"Cumhurbaşkanlığı gibi önemli bir devlet makamını polemiklerin ateşten gömleğini giyerek siyasallaştırdı. Anayasa gereği “tarafsız” olması gerekirken bütün siyasi parti liderleriyle ve parti tabanlarıyla kavgalı hale geldi."
(...)
Toplumun tamamı bîzar. Sağcısı-solcusu, Alevi’si-Sünni’si, Kürt’ü-Türk’ü, iş dünyası-işçisi… Herkes, karşısına çıkan kibir dolu müheykel devlet baskısından endişe duyuyor. “Makul şüphe” herkesin kapısını çalıyor, “müsadere” gibi hukuk dışı uygulamalar mal güvenliğini tehlikeye atıyor. Can güvenliğinin hangi noktaya geldiğini anlamak için son bir yılda öldürülen ama faili bulunamayan hadiselere bakmak yeter de artar bile.

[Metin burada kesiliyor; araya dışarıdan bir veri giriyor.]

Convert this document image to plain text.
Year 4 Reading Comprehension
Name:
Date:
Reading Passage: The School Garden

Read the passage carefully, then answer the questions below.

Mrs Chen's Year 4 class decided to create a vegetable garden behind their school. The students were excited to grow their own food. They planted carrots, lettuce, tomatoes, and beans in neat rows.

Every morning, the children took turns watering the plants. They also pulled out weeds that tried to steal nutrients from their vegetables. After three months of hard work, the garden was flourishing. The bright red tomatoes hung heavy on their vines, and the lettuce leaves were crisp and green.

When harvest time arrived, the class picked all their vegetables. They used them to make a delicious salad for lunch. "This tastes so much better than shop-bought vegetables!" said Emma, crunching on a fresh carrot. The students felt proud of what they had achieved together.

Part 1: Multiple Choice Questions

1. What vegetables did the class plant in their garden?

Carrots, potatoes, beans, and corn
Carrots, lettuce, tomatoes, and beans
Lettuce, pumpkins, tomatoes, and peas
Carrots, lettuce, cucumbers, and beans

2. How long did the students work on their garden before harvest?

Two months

Toplum, devlet zırhına bürünmüş mütehakkim kibre katlanmayı denedi; ama olmuyor. Halkın tamamı bir şekilde yaftalandı, aşağılandı, rencide edildi. Yalanlar, iftiralar, karalamalar, azarlamalar… Haddu hesabı bilinmeyen hakaretlerin yaraladığı kitleler yetmezmiş gibi bir de karşımıza iktidar sahiplerinin lüks merakı çıkıverdi. Pahalı lüks araçları satmakla işe başlayacağını söyleyen AK Parti; bırakın onları satmayı yeni araçlar aldı, kiraladı ve hepsinden önemlisi bu israf dolu harcamalara “çerez parası” gözüyle bakmaya başladı. Saray debdebesi israfın dalga dalga yayılmasına tüy dikti adeta. Asgari ücretin verilemez olduğunu savunan iktidar yetkilileri, “bakanlar için özel uçak”ın nasıl faydalı olduğunu anlatmaya başladı.
AK Parti, gecekondudan çıkan dertli insanların kurduğu bir siyasi organizeydi. Halktandı. Şimdiki AKP saraylar, yatlar, özel uçaklar, gemi filolarıyla yâd ediliyor…
(...)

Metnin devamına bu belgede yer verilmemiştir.